Notification par Télérecours : la date de première lecture de l’avis de refus d’admission d’un pourvoi fait courir le délai

Catégorie

Contrats publics

Date

avril 2015

Temps de lecture

2 minutes

CE 23 mars 2015 Mme A., req. n° 387138

Par le biais d’un recours en rectification d’erreur matérielle, le Conseil d’Etat a été saisi de la question relative aux conditions de notification par Télérecours d’un avis de refus d’admission d’un pourvoi.

La requérante contestait, en effet, l’ordonnance par laquelle le président de la 7ème sous-section de la section du contentieux du Conseil d’Etat avait refusé d’admettre son pourvoi au motif que cette dernière avait été rendue en méconnaissance de l’article R. 822-5-1 CJA.

L’article R. 822-5-1 CJA prescrit que le requérant ou son mandataire doivent être avisé au moins dix jours avant l’ordonnance refusant un pourvoi d’une telle éventualité

Autrement dit, pour rendre son ordonnance de refus d’admission d’un pourvoi, le juge doit attendre au moins 10 jours à partir de la date de réception par le requérant de l’avis l’en informant, quel que soit son mode de transmission, par voie postale ou par voie électronique.

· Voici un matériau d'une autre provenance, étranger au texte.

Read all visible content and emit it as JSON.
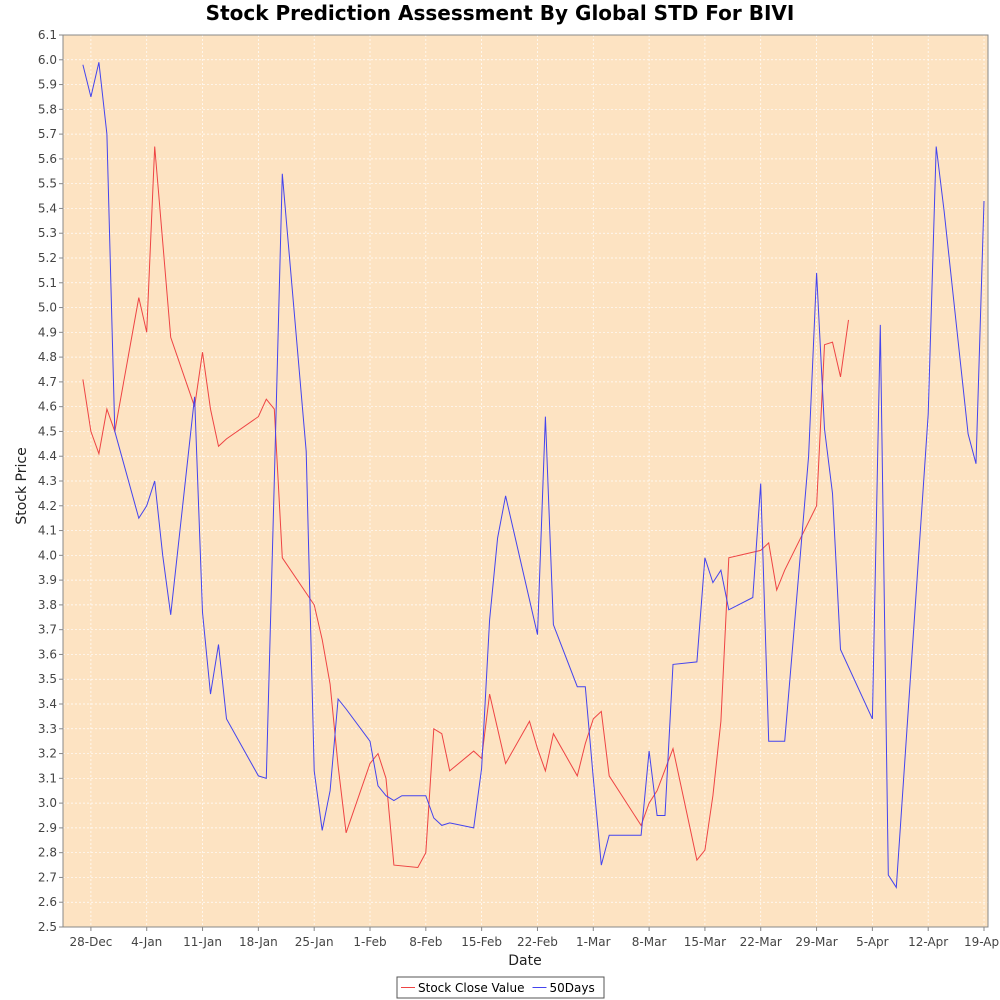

Concernant en particulier la transmission par voie électronique, le Conseil d’Etat renvoie à l’article R. 611-8-2 CJA qui dispose :

    « Les parties ou leur mandataire sont réputés avoir reçu la communication ou la notification à la date de première consultation du document qui leur a été ainsi adressé, certifiée par l’accusé de réception délivré par l’application informatique, ou, à défaut de consultation dans un délai de huit jours à compter de la date de mise à disposition du document dans l’application, à l’issue de ce délai. Sauf demande contraire de leur part, les parties ou leur mandataire sont alertés de toute nouvelle communication ou notification par un message électronique envoyé à l’adresse choisie par eux »

Ainsi, c’est la date de première lecture, qui est certifiée par l’accusé de réception émanant de l’application Télérecours, qui fait courir le délai.

En l’espèce, le président a omis de respecter ce délai de 10 jours en signant l’ordonnance le 13 janvier 2015, puisque l’avis communiqué le 30 décembre 2014 par Télérecours n’avait été consulté pour la première fois par le mandataire de la requérante que le 7 janvier 2015.

Par conséquent, le Conseil d’Etat admet la recevabilité du recours en rectification d’erreur matérielle et déclare l’ordonnance nulle et non avenue.

Toutefois, le Conseil d’Etat rejette le pourvoi de Mme A, ce dernier ne présentant aucun moyen de nature à permettre son admission.